In the primal dark of a primal world, Fenn slept and dreamed alone of nothing.

MORNING
. The last one.

Carter woke at dawn. There was no siren, but the sun coming back seemed an abomination that needed settling. The first instinct was to kill, as though the stars could be put out just by hating them.

In his tent, Vic was gone. Fenn had never come home. Carter had an instant’s fear that everyone had died but him. Worse, that they’d all gone off and left him. That Eddie or Ted had come through with some late Christmas miracle and he’d missed the last ride there was ever going to be. The fear deepened until it became terror. A fist squeezing his heart so that he had to get up and find another human face or die right there in his bed.

So he rose, pulled his jacket on, stepped to the door, and was stunned by the diamond beauty of the breaking light over ice-frosted grass and glittering canvas gone stiff with faintly ammoniac ice. It was beautiful, fragile, gleaming, and terribly quiet. Almost hallucinatory, as though he’d been dosed by something in his sleep that brought out the hard angles and soft interior of everything on which his eyes fell. Head muzzy and full of cotton, he was afraid to step out and leave his dirty boot prints on this strange display of nature’s alien perfection.

Looking down the tent line, he didn’t see another living soul. He crouched down and ran a palm across a tuft of silvered grass, its gilding of frost melting under his hand. It seemed to him that he’d woken to a world made of glass and had been given the power to destroy it with his touch. The silence was narcotic. The sound of his breath, his heartbeat, the squelch of his pulse were the only sounds in the universe, and he was as alone as anyone had ever been until Lambert, the mechanic, came around the edge of his tent in a filthy jumpsuit and face blackened with oil.

“God, I thought everyone else had died,” Lambert said. He had an accent that made him sound like a news commentator. Every word was a pronouncement. From his squat, Carter looked up at him and marveled, slack-jawed, as he grunted out a huff of steam. And even after Lambert had passed on in the direction of the field and the longhouse, Carter wasn’t sure that he hadn’t just imagined him.

He’d left boot prints in the frost rime.

Carter thought he might be imagining those as well, so he touched one—fitting his hand into the smear in the glaze of ice and considering it for a moment, feeling the odd sizzle of the sublimating ice against his palm.

He stood. He fished a cigarette out of the pack in his pocket, and the sound of the crinkling foil was like a peal of thunder. Squinting down the line, he felt something bump against his ankles and looked to see Cat butting its head against the leather of his boots, scales gone a dirty gray-brown, nails scrabbling at the dirt inside the door.

“Cat,” Carter said.

Cat didn’t respond. The thing never had, its name meaningless to it like the names of everything else here were meaningless to Carter.

“I was looking for you last night, you know.”

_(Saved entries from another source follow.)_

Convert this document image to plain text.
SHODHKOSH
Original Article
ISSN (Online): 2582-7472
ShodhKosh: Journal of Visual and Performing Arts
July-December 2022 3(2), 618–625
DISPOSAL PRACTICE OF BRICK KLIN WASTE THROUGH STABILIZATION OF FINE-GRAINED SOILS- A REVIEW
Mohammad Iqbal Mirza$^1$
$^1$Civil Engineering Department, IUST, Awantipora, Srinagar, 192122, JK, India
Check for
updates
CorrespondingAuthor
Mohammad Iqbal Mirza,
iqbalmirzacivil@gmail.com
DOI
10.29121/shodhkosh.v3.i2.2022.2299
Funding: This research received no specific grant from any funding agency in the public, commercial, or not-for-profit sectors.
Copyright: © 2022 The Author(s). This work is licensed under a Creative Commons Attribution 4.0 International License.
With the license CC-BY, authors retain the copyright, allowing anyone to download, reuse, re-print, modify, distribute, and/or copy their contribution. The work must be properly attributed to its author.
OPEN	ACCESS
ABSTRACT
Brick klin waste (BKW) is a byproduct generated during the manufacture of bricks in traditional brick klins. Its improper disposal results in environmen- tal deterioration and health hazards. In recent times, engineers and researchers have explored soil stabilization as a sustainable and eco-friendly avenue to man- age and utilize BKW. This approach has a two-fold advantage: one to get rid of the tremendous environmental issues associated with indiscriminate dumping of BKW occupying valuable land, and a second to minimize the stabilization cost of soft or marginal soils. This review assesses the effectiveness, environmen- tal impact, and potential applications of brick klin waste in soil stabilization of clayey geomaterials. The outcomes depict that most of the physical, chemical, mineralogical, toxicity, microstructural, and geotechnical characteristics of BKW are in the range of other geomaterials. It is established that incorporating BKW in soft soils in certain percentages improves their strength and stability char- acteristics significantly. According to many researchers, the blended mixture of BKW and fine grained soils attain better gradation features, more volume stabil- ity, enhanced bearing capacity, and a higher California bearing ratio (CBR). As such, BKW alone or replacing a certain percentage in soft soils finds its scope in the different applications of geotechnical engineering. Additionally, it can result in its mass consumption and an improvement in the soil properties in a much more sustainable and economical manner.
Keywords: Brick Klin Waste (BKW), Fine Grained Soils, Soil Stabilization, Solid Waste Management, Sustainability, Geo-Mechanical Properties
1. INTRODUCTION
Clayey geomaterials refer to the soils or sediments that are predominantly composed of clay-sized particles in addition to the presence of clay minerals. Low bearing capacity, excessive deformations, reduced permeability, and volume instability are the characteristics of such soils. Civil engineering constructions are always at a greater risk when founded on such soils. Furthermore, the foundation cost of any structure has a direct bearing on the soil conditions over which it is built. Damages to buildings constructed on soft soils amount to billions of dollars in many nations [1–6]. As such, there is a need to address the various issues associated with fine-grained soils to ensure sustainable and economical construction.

Carter reached down and touched the little animal, bumping the tips of suddenly terribly sensitive fingers down the soft fuzz of its scales. Crouching in the doorway, Carter smoked and he stared—watching for movement, feeling for life beyond.

“How long did I sleep, Cat?” he asked, the words so close in the cold dawn that it sounded to him like he was whispering into his own ear. “Forever, I think.”

Under his hand, Cat’s body was warm like a gun. Carter’s cigarette burned down to the filter, and the smell of it was like burning aircraft dope, chemical and sharp and sour, which he didn’t like at all. It reminded him of Lefty. Carter looked at the smoldering ember and wrinkled his nose at the stink. He flicked it disdainfully out into the perfect snow.

Under his hand, he felt Cat tense—ready to bound off after it, to play its game with Carter. But then, Cat didn’t run. It relaxed instead, opened its little mouth, hissed and spit a couple of times around its bright, needle fangs, then lowered its head, turned, and slunk back to its bed of tattered rags by the door and started tearing at it with a fury.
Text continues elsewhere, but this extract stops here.